The United Kingdom is one of a tiny number of countries that have not adopted a codified constitutional text of the sort described earlier in this Chapter. Sometimes it is described as having ‘an unwritten constitution’. In Chapter 2, we will see that in fact many of the significant constitutional rules are written down (for example, in Acts of Parliament and judgments of the UK courts). Some constitutionally important rules are also in the form of ‘constitutional conventions’, which are non- legal rules that (probably) cannot be enforced by the courts. But even these are mostly written down in official documents, for example The Cabinet Manual. A better description is therefore to say that the UK constitution is ‘uncodified’. But the United Kingdom clearly has a constitutional system (in the sense discussed earlier): it is a mature, relatively prosperous democracy with long- established state institutions.

Mark Elliott. Public Law (4 ed 2020). p 8.

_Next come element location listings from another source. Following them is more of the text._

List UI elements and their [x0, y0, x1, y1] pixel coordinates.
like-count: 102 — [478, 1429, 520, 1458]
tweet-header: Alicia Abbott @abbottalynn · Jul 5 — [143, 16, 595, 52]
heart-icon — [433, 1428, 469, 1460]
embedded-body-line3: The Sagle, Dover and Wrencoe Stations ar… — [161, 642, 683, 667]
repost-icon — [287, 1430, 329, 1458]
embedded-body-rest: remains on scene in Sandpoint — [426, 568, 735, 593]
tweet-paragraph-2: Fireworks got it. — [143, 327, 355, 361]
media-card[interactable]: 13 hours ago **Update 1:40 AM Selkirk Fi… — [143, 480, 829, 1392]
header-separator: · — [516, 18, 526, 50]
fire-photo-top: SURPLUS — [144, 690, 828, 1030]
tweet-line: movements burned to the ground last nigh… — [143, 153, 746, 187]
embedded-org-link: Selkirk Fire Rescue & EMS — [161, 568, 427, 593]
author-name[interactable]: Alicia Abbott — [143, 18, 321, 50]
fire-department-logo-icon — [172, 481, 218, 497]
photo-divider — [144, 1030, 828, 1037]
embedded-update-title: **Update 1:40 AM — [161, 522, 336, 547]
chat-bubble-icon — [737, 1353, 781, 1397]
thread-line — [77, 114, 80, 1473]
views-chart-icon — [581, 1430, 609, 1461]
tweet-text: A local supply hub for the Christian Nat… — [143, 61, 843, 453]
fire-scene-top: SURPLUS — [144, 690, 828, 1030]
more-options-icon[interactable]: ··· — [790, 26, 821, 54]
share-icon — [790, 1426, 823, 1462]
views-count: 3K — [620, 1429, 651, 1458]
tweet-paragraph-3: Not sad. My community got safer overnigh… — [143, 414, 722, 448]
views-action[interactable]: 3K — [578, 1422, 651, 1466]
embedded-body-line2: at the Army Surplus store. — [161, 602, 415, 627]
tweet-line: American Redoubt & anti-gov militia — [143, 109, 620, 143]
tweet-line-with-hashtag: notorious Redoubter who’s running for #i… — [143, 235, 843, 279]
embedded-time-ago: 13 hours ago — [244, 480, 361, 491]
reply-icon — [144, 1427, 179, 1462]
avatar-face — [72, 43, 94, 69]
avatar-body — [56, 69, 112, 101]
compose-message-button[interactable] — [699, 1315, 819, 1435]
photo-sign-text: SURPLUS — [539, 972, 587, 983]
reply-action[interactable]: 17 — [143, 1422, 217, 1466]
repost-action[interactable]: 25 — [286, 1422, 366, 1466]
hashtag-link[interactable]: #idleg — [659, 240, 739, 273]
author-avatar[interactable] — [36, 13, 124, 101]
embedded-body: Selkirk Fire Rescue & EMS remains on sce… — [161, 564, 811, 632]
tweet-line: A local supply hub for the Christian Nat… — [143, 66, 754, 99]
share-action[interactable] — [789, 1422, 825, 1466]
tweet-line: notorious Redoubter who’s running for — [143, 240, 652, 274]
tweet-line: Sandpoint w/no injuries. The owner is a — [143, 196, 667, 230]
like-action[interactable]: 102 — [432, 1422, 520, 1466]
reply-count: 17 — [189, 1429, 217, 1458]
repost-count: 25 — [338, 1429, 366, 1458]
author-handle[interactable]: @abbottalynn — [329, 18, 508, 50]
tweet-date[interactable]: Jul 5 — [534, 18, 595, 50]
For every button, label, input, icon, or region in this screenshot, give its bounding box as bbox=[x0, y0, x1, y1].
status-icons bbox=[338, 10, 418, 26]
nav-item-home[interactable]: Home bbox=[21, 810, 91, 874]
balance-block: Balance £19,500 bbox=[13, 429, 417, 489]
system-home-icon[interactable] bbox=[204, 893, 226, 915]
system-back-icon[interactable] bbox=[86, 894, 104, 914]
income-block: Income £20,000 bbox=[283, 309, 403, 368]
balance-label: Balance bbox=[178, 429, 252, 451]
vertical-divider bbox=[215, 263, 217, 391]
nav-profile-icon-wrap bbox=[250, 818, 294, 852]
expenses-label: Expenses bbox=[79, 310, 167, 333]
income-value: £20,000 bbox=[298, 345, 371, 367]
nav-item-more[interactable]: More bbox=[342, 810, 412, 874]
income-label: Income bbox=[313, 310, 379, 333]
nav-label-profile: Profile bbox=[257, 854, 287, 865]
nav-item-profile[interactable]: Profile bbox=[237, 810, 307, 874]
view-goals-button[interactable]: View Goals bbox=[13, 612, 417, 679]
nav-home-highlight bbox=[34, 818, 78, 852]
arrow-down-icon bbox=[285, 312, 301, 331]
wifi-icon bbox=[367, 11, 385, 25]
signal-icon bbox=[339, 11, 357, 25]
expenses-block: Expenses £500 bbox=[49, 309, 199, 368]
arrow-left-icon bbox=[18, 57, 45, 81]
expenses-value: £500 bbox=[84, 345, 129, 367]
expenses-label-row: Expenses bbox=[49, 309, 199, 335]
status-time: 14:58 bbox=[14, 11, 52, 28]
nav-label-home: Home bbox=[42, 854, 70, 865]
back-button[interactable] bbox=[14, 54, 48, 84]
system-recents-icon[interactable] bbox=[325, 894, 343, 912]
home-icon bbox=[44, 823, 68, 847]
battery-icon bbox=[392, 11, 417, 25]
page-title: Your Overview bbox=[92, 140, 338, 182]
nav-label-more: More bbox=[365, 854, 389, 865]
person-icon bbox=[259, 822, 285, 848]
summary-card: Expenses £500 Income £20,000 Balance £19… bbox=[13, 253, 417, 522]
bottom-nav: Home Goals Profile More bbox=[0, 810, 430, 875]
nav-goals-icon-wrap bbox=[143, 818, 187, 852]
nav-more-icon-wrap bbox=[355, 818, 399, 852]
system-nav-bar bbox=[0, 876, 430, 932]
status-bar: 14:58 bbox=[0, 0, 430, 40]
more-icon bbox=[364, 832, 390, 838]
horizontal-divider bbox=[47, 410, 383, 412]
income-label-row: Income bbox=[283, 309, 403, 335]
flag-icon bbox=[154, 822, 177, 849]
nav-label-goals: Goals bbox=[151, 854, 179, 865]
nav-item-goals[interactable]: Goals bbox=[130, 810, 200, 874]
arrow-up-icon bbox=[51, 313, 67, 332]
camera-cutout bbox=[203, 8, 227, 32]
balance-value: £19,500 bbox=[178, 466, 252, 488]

      The UK has a completely different and perhaps unique tradition. Its constitution has grown, developed, and evolved over time. It is, famously, a flexible and unwritten constitution, which is always changing and developing. There has never been a fundamental constitutional moment or a ‘blank sheet of paper’ moment in which the people and politicians were compelled to design afresh the basic rules, principles, and institutions by which the country and the people would be governed.

p 11

4.1 Fundamentals

No written or codified constitution. In the UK, there is no written or codified constitution. It is often said that the UK has an unwritten or uncodified constitution because there is no single founding or constitutional document called ‘The UK Constitution’. Instead, there is an assemblage of various constitutional laws and practices. These are to be found scattered amongst pieces of legislation, court decisions, constitutional conventions, codes of conduct, and practices. Put together, these sources comprise the UK constitution.

p 17.

People often say that the United Kingdom does not have a constitution. They are wrong. It may not have a written constitution, in the sense of a single document entitled ‘The Constitution’. Nonetheless, the UK undoubtedly has a constitution. What, though, is a constitution? And what are constitutions for?

p 50

      Second, we examine the sources of the UK constitution. We have already said that the UK does not have a ‘written constitution’ in the sense of a constitutional text with superior legal status. Where, then, do we look if we wish to ascertain the

p 51

constitutional arrangements applicable in the UK? As we will see, the UK’s constitution is to be found in a range of sources—written and unwritten, legal and political.

p 56

      Except for the absence of a written constitution, the position in the UK is essentially the same as that which is set out in the preceding paragraphs. The sources of the UK’s constitutional arrangements are therefore to be found in a combination of ordinary law (including legislation, international treaties, and common law), judicial precedent (eg concerning the interpretation of legislation), and political precedent.